Manufactured rational explanations or rationalization is constant in individual finance, according to Elliott Wave’s Robert Prechter. Individuals use reason to succeed in economic endeavours. However, in finance, individuals rationalize the decisions they have made that amount to simply herding with other investors. Rather than make their own valuations, investors depend upon others’ valuations. Rather than having knowledge about markets they remain ignorant. Rather than using objective value, investors value subjectively.
Bubbles and crashes are consistent with nonrational risk aversion, but not with rational assessments of risk. Still, people are hyper risk sensitive and often resort to bailout first and analyze later. “Thus, it is the instinct of each herd member to flee from danger that supplies the force behind the stampede,” writes Professor Macfie, even though that force maybe be a mere suggestion.
And while an individual will achieve prosperity acting in the economic sphere, that same person will chase booms and busts in finance. Why? According to Prechter, speaking at The 2013 Socionomics Summit in Atlanta, these decisions are made with two completely different parts of the brain. We use the rational part of our brain, the neocortex, to make economic decisions and maximize utility. However, investment decisions are made in the limbic system, that is driven by emotion, making us follow the herd.
Does any of this make sense from an evolutionary standpoint? Actually, yes, according to Prechter, “Prosperity keeps humans alive in the short run.

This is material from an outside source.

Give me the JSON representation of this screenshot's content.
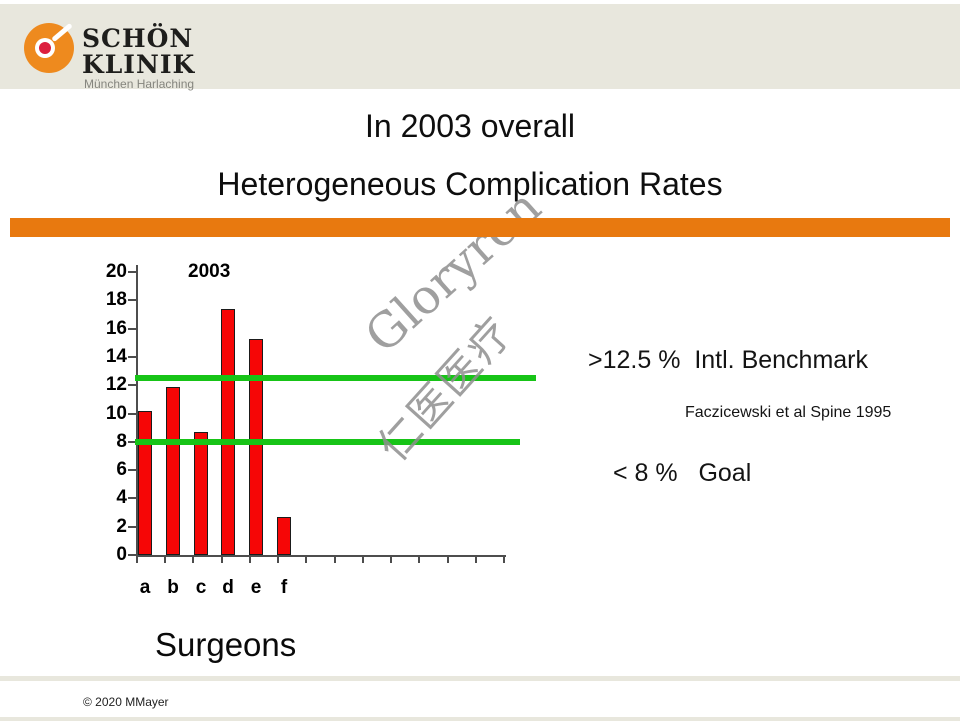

Setbacks keep the species alive in the long run.”
The pummeling of gold was certainly a setback for those who are betting against the central bank controlled new world order. But one should realize that central bankers are no more than academic theoreticians lucky enough to get a government job. Their views of how the how the economy and markets work have no basis in reality.
Yes, the gold herd was spooked a few days ago. But the yellow metal has been around a lot longer than Ph.D. economists and will prove more durable in the end.